Benchmarking

RunMat has two benchmarking utilities in this repo. The CLI benchmark command measures one MATLAB script through the normal session engine. The benchmarks/ harness compares RunMat against other implementations across representative workloads and records telemetry for performance analysis.

CLI Benchmark Command

Use runmat benchmark when validating a single script or a focused runtime change:

runmat benchmark script.m --iterations 5 --jit

The command resolves the script, creates a session, warms up three times, runs the requested iteration count, and prints:

total iterations
JIT execution count
interpreter execution count
total time
average time
throughput

Use --jit when measuring JIT behavior. Without it, the benchmark runs through the default session configuration.

Cross-Language Benchmark Suite

The benchmarks/ directory contains reproducible workload comparisons. Each case has a RunMat script and comparable implementations in Python, PyTorch, Julia, or Octave where applicable.

So far, the following cases are implemented, with more to come:

Case	Purpose
`elementwise-math`	Long elementwise chains that stress fusion and memory bandwidth.
`4k-image-processing`	Image-sized array transforms and parity checks.
`monte-carlo-analysis`	Monte Carlo GBM-style workloads and stochastic update chains.

The harness prefers a runmat binary on PATH. If one is not available, it falls back to cargo run -q -p runmat --release --, which is useful but slower because Cargo participates in the run.

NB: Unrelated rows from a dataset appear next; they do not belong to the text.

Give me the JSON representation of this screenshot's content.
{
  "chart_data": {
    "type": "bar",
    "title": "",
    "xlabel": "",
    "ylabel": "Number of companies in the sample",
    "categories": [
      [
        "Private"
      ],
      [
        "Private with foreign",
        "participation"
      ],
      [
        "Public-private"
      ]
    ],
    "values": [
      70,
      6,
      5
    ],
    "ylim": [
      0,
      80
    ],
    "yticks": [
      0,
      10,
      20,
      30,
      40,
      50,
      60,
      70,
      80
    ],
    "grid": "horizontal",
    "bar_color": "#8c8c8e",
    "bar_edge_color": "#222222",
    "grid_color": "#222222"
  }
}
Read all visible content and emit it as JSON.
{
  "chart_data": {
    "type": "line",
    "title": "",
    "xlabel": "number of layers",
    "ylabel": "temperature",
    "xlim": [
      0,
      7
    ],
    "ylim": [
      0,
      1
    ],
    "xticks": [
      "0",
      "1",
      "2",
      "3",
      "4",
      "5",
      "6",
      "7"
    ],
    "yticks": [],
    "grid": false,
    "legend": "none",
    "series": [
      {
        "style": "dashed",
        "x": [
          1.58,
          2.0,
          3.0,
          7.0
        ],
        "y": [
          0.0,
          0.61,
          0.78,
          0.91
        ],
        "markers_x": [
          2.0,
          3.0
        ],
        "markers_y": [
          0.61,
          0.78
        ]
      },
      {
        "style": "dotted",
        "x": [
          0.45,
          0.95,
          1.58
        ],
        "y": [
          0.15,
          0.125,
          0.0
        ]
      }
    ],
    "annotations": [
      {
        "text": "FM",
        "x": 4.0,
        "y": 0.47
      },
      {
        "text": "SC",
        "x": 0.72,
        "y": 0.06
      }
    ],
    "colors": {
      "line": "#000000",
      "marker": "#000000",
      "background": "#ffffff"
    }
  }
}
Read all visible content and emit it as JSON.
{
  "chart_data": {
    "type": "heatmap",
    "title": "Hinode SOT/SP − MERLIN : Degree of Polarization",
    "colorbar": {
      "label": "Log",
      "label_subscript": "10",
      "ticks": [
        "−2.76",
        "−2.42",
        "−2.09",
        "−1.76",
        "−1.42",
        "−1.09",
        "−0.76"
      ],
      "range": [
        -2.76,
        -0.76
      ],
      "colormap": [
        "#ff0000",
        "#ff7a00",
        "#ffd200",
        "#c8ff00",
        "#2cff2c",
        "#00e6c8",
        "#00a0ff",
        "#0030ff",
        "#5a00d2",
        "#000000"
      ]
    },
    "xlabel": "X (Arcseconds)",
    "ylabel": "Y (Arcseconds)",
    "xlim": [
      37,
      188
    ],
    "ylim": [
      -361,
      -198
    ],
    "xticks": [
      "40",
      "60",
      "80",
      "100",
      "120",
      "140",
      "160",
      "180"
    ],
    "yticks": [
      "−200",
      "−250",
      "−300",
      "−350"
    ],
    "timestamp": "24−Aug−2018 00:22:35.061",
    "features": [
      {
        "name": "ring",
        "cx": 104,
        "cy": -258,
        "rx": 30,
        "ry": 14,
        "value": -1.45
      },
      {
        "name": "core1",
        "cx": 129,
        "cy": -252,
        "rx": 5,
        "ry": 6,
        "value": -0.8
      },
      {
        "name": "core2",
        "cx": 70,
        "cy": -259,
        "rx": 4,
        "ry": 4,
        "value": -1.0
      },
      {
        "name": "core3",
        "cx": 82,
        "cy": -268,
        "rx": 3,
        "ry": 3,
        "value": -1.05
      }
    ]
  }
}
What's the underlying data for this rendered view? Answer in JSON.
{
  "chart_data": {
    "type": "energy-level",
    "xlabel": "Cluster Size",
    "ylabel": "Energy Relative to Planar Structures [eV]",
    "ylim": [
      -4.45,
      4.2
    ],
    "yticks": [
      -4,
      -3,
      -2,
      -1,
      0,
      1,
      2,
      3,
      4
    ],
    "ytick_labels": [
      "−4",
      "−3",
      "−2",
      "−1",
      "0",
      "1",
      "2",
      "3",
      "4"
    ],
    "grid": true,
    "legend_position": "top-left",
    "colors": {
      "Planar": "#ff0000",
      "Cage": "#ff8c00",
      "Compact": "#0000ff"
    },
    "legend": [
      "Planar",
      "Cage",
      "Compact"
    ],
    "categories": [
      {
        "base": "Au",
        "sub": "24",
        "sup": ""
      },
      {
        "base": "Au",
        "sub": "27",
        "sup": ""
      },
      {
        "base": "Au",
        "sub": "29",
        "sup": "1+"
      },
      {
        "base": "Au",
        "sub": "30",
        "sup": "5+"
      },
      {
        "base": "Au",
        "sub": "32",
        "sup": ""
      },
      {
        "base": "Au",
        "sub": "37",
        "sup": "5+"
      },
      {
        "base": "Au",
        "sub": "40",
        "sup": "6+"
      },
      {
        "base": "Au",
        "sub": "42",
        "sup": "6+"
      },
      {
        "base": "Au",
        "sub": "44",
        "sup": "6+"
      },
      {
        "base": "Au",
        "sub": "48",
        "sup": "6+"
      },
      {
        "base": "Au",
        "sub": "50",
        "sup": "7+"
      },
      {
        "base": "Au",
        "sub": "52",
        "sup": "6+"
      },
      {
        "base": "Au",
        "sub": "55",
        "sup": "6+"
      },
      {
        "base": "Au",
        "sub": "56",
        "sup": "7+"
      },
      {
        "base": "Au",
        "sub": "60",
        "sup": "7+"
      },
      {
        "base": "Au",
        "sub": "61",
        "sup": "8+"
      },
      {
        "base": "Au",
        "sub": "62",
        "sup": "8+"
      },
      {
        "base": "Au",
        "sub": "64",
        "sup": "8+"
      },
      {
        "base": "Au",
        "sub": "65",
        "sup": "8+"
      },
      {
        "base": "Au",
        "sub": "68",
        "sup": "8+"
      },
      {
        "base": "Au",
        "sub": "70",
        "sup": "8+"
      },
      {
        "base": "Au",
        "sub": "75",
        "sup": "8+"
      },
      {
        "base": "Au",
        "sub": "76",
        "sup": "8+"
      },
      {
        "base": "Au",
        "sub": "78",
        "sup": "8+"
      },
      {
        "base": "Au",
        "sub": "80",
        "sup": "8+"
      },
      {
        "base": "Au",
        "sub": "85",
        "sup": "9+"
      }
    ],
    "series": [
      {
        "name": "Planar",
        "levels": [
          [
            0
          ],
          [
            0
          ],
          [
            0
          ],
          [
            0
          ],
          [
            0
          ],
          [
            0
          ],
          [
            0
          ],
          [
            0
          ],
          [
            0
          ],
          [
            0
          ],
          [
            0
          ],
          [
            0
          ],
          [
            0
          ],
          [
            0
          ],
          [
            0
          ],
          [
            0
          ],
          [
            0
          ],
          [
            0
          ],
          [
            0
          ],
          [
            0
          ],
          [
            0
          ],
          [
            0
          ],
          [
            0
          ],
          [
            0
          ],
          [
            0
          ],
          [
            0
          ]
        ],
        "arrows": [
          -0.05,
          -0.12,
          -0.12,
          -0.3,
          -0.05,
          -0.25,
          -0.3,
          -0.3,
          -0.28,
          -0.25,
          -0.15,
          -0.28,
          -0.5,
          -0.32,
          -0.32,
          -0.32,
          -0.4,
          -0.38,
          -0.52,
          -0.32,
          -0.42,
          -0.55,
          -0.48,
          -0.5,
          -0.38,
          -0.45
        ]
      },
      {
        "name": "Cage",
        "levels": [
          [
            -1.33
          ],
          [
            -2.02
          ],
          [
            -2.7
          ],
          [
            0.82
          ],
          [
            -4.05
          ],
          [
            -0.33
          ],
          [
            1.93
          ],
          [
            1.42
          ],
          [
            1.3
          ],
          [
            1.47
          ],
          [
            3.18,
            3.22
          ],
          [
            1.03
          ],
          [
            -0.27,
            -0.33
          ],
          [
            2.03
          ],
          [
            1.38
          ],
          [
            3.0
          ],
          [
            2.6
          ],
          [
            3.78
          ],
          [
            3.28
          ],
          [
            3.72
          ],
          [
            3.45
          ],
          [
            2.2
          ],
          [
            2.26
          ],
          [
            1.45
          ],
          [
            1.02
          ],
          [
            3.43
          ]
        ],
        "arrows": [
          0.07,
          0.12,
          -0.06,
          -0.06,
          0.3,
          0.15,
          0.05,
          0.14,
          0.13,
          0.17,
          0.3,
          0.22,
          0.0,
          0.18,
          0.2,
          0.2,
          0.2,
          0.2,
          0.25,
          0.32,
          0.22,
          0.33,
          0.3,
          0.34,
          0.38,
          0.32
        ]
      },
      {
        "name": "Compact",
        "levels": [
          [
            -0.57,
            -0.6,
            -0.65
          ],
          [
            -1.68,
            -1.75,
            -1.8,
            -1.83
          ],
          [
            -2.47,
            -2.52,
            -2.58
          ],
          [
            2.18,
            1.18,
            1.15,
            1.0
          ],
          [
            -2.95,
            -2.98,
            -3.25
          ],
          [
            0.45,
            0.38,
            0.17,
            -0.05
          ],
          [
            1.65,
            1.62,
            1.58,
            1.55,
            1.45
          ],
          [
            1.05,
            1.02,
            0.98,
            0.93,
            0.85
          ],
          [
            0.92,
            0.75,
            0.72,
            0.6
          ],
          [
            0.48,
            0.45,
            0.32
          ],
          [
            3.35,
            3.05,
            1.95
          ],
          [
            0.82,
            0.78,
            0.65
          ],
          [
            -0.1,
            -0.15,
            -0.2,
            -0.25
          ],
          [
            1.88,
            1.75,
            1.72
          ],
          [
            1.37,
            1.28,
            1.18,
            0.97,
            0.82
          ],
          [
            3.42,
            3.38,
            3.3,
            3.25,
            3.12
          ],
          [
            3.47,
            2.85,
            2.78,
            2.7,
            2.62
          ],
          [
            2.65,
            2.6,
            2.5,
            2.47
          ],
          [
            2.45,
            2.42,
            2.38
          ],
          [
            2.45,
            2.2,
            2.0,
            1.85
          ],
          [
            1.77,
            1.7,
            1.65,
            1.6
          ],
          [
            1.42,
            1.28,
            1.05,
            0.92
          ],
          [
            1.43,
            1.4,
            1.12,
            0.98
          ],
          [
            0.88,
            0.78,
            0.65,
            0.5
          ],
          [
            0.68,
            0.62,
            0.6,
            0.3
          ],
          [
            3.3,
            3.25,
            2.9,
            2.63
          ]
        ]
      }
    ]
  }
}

Build a release binary before collecting numbers:

cargo build -p runmat --release --features wgpu

Run one case:

cd benchmarks
python3 ./.harness/run_bench.py \
  --case 4k-image-processing \
  --iterations 3 \
  --output ../results/4k_image_processing.json

Run the suite and generate plots:

cd benchmarks
python3 ./.harness/run_suite.py \
  --suite ./.harness/suite.json \
  --output ../results/suite_results.json

python3 ./.harness/plot_suite.py \
  --input ../results/suite_results.json \
  --output_dir ../results

Suite output is JSON. Plot output includes scaling, speedup, and telemetry charts.

Parity And Metrics

Benchmark cases print RESULT_ok markers with case-specific metrics such as MSE or price. The suite config defines the expected regexes and parity checks, then records pass/fail details in the result JSON, allowing the harness to compare numerical results and program outputs between different underlying implementations.

run_bench.py records implementation name, language, iteration count, median time, all timings, stdout and stderr tails, optional case metrics, device data, and RunMat provider telemetry. Treat checked-in result files as historical artifacts; regenerate results on the machine and GPU being evaluated.

GPU Telemetry

The benchmark harness can capture RunMat acceleration telemetry by setting RUNMAT_TELEMETRY_OUT and RUNMAT_TELEMETRY_RESET for RunMat runs. The CLI also exposes direct acceleration inspection:

runmat accel-info
runmat accel-info --json --reset
runmat accel-calibrate benchmarks/results/suite_results.json --dry-run --json

Use telemetry when deciding whether a benchmark is measuring the intended execution path. For GPU work, verify provider selection, offload decisions, residency behavior, and fallback counts before interpreting raw timings.

Performance Smoke Tests

Some performance checks live as Rust tests. They are not a replacement for benchmark runs, but they catch severe regressions in JIT, residency, and GPU dispatch behavior.

cargo test -p runmat-turbine --test performance
cargo test -p runmat-runtime-integration-tests --test bench_residency_smoke
cargo test -p runmat-accelerate --features wgpu --test matmul_residency
cargo test -p runmat-vm --test fusion_gpu

The Turbine performance tests check basic compile time, execution time, cache behavior, repeated execution, and scalability expectations. Residency tests check that GPU values remain on device across representative operation chains.

WGPU Profiling

The acceleration crate includes a WGPU profiling binary for backend-level measurements:

cargo run -p runmat-accelerate --features wgpu --bin wgpu_profile -- --output wgpu_profile.json
cargo run -p runmat-accelerate --features wgpu --bin wgpu_profile -- --quick --reduce-sweep --output wgpu_profile.json
cargo run -p runmat-accelerate --features wgpu --bin wgpu_profile -- --kernel-probe

Use this tool for WGPU backend questions that need lower-level measurements than the CLI or benchmark harness provides.